The activists spent hours projecting the Ukrainian flag on the Russian Embassy's exterior walls with ultra-bright light.

Benjamin Wittes, a senior fellow at the Brookings Institute and one of the lead demonstrators, said the group was protesting Russia's invasion of Ukraine and the killing of Ukrainian people.

"We wanted to be respectful of the rules and how we expect these properties to be treated," he told NPR. "[We] also wanted to invade it and make it feel like they couldn't get away from the world's glare of judgment."

Wittes said the Russian Embassy, which sits about 3 miles northwest of the White House, had been an enticing target for some time.
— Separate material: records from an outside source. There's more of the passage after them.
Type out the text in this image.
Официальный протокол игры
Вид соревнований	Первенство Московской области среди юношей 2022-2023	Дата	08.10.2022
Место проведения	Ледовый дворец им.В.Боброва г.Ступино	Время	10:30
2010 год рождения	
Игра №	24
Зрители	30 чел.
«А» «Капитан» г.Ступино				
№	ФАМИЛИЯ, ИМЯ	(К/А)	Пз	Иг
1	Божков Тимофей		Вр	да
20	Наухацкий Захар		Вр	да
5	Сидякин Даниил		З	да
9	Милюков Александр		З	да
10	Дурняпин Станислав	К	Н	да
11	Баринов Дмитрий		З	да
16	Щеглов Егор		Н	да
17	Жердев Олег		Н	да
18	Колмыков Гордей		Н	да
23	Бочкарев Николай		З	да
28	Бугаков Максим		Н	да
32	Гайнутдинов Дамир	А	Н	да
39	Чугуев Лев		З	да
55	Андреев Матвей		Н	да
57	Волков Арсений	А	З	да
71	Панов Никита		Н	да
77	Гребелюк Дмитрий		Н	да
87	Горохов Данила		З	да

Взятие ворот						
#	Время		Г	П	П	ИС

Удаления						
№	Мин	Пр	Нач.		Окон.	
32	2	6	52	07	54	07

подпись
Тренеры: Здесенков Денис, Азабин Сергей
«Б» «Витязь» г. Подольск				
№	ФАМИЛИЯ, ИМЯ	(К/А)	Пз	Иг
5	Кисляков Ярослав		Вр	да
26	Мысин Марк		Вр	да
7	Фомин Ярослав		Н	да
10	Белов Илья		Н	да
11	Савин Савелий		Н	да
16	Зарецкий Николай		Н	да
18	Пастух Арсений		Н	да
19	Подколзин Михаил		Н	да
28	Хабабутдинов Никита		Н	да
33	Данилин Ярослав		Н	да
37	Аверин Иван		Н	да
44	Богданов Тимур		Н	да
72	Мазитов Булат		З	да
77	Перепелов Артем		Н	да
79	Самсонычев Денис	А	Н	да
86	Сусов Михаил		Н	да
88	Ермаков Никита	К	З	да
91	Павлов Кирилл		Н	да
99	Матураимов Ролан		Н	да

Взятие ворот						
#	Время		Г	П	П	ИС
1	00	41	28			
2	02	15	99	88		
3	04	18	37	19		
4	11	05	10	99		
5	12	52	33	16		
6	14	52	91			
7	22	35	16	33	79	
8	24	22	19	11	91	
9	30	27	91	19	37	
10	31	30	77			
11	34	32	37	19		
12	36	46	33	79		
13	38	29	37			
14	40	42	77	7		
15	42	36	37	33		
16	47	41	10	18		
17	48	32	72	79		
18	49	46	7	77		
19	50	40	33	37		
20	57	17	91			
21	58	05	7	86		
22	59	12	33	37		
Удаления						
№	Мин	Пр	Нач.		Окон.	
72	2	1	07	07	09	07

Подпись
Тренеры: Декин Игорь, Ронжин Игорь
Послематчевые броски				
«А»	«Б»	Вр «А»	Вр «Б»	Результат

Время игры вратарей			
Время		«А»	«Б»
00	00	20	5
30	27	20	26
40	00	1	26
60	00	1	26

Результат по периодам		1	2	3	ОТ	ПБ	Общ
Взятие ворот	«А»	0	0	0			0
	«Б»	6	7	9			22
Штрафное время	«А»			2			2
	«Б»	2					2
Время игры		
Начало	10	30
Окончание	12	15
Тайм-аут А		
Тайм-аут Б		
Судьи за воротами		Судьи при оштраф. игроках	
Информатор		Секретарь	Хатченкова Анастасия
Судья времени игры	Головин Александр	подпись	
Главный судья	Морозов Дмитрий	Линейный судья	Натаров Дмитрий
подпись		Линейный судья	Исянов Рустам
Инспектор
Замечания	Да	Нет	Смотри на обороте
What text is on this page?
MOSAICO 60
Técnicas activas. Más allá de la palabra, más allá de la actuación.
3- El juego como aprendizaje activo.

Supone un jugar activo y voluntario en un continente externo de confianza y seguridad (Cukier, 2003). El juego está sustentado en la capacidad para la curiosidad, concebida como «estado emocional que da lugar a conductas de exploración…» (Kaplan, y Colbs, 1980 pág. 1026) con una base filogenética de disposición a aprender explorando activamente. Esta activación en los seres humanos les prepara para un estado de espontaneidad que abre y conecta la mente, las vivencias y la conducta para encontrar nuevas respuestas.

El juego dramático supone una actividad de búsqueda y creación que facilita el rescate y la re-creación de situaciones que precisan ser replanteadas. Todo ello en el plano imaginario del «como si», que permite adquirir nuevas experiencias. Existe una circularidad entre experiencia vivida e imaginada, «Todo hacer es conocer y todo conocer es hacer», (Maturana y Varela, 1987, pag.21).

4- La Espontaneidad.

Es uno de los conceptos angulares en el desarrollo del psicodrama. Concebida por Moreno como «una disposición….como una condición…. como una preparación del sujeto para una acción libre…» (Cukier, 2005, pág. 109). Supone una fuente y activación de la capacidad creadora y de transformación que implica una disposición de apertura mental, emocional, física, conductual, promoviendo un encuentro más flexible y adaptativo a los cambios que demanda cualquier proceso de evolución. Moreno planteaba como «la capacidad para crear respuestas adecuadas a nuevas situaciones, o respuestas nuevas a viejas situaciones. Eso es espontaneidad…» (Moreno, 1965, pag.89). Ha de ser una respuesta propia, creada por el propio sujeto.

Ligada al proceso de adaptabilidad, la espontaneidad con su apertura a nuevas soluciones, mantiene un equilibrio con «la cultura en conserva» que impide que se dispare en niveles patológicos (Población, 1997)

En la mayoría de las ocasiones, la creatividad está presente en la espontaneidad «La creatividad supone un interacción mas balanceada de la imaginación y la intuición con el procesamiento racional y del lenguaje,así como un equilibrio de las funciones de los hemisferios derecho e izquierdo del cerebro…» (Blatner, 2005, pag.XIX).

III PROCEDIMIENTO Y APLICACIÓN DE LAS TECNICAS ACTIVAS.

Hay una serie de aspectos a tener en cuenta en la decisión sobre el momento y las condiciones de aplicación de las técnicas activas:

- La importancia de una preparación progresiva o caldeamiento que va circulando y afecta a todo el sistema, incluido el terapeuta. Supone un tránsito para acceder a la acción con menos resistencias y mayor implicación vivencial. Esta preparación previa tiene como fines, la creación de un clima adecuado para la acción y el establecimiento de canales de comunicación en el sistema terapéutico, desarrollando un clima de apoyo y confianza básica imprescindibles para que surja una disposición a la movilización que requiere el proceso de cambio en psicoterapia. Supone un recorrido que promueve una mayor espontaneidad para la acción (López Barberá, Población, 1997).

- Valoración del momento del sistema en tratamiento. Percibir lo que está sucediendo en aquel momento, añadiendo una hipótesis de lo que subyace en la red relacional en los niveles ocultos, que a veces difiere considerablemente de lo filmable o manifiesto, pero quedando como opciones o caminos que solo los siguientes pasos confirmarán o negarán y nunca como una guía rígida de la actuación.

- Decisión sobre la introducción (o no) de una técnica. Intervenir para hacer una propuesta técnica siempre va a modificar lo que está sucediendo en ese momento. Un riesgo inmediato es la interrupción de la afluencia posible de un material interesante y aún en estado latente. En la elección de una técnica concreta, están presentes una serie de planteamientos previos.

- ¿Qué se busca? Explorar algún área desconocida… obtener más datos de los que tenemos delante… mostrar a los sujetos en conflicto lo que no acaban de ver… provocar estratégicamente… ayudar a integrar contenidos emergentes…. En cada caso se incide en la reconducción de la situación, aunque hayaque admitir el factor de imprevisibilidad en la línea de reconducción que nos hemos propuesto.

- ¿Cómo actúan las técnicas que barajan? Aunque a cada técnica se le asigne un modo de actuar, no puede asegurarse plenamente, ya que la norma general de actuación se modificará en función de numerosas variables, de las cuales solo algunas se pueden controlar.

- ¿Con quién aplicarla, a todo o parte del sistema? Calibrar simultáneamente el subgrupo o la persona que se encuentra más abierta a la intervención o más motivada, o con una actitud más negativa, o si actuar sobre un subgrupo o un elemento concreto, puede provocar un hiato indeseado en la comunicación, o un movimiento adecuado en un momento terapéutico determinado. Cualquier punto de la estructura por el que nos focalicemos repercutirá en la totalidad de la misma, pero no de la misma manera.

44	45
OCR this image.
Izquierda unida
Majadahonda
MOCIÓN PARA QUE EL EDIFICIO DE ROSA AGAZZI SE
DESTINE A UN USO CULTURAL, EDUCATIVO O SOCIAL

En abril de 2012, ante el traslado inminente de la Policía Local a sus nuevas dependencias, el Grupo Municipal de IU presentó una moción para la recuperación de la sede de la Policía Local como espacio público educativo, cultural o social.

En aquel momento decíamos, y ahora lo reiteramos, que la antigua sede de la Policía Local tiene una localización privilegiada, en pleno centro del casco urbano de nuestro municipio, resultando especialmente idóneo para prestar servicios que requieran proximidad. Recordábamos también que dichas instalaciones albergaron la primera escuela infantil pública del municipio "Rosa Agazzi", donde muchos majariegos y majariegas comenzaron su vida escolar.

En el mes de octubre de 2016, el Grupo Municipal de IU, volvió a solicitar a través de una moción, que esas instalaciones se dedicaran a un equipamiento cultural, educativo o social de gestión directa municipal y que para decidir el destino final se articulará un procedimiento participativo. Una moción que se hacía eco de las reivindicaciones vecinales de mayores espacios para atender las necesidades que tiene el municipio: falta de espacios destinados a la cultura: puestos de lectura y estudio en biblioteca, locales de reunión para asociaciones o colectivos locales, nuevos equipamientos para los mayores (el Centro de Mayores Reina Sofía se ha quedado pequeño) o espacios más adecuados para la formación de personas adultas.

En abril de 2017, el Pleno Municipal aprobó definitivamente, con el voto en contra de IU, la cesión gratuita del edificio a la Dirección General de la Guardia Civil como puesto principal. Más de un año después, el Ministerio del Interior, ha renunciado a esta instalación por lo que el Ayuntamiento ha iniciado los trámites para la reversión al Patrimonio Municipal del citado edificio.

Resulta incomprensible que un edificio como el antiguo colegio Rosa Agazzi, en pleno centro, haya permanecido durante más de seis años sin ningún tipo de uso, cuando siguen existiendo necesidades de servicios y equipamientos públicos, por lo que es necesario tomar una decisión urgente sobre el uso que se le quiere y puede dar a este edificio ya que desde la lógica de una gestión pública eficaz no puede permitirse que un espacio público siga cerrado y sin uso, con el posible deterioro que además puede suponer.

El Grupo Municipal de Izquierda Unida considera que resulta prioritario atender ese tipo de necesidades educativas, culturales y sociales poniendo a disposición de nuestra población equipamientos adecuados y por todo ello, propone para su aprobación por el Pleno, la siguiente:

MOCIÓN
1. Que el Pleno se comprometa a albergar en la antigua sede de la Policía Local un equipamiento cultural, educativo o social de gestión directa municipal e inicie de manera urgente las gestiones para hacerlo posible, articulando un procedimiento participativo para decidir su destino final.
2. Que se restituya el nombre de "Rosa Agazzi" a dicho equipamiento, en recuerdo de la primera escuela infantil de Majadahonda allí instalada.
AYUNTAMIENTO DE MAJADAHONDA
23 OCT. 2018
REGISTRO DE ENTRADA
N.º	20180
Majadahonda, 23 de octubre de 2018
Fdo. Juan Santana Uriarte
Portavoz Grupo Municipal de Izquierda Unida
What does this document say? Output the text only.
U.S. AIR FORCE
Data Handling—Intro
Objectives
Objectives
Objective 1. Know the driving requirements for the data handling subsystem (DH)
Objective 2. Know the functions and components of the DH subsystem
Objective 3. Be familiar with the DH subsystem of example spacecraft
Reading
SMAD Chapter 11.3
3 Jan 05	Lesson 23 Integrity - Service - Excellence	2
It's a large white building with windows running from top to bottom in slim columns. He recalled looking at the embassy and thinking to himself, "It looks like a big projection screen."

A spotlight operator at Russia's embassy spent nearly four hours unsuccessfully attempting to outshine two enormous blue and yellow flags projected against the wall outside the embassy.

Secret Service officers watched as the protestors across the street carefully maneuvered the flags up and down and side to side in an effort to be as "intrusive and invasive" to the embassy's occupants as legally possible, Wittes said.

Little did he know, Phil Ateto, another activist in D.C., had the same idea.

Ateto is an organizer with the Backbone Campaign, a free-speech advocacy group that drives change through demonstrations, with experience in light-projection protests. But the equipment needed for this type of protest isn't cheap.

It took just under a dozen protestors, including Ateto and Wittes, to set up 14 lights, four gas generators, stands and more Wednesday afternoon. In total, there was $10,000 worth of equipment used.

However, Ateto got the lighting for free through Keith Gifford, the equipment rental manager at Atmosphere Lighting, who said he had no qualms about lending the protestors the tools they needed.

"I think that making things a little uncomfortable for Russian government officials in town here is maybe not a bad thing," Gifford told NPR. "It's advertisement and bringing awareness to the issue. It annoys Putin in a way that doesn't harm anyone."

Putting the plan in motion

The demonstrators spent several hours setting up the lights Wednesday afternoon.

By the time the sun had set, they had one projector ready to roll on the roof of an apartment building across from the embassy and another set up on the lawn out front. But shortly after they began blasting the building with blue and yellow, the property manager asked Wittes and Ateto to kill the lights and get off the roof.

The pair doubled down on their efforts and used two lights from ground level. Wittes documented the protests through a series of posts and a livestream video on Twitter, which had over 2 million views as of Thursday evening.

In the video, Wittes can be heard narrating a game of cat and mouse between Ateto operating one of the lights and presumably a Russian Embassy staff member using a white floodlight. The protestors ran the lights for approximately four hours, only stopping when the generators ran out of gas.

All in all, it was "an interesting little adventure," Wittes said.

Wittes is not done just yet, he said. Following a recommendation by another protestor, Wittes plans to pant sunflowers, which have become a representation of Ukraine's resistance, in a vacant lot across from the embassy Saturday afternoon.

"The idea is to make the embassy staff look at symbols of Ukrainian nationhood even as they try and erase it," Wittes said.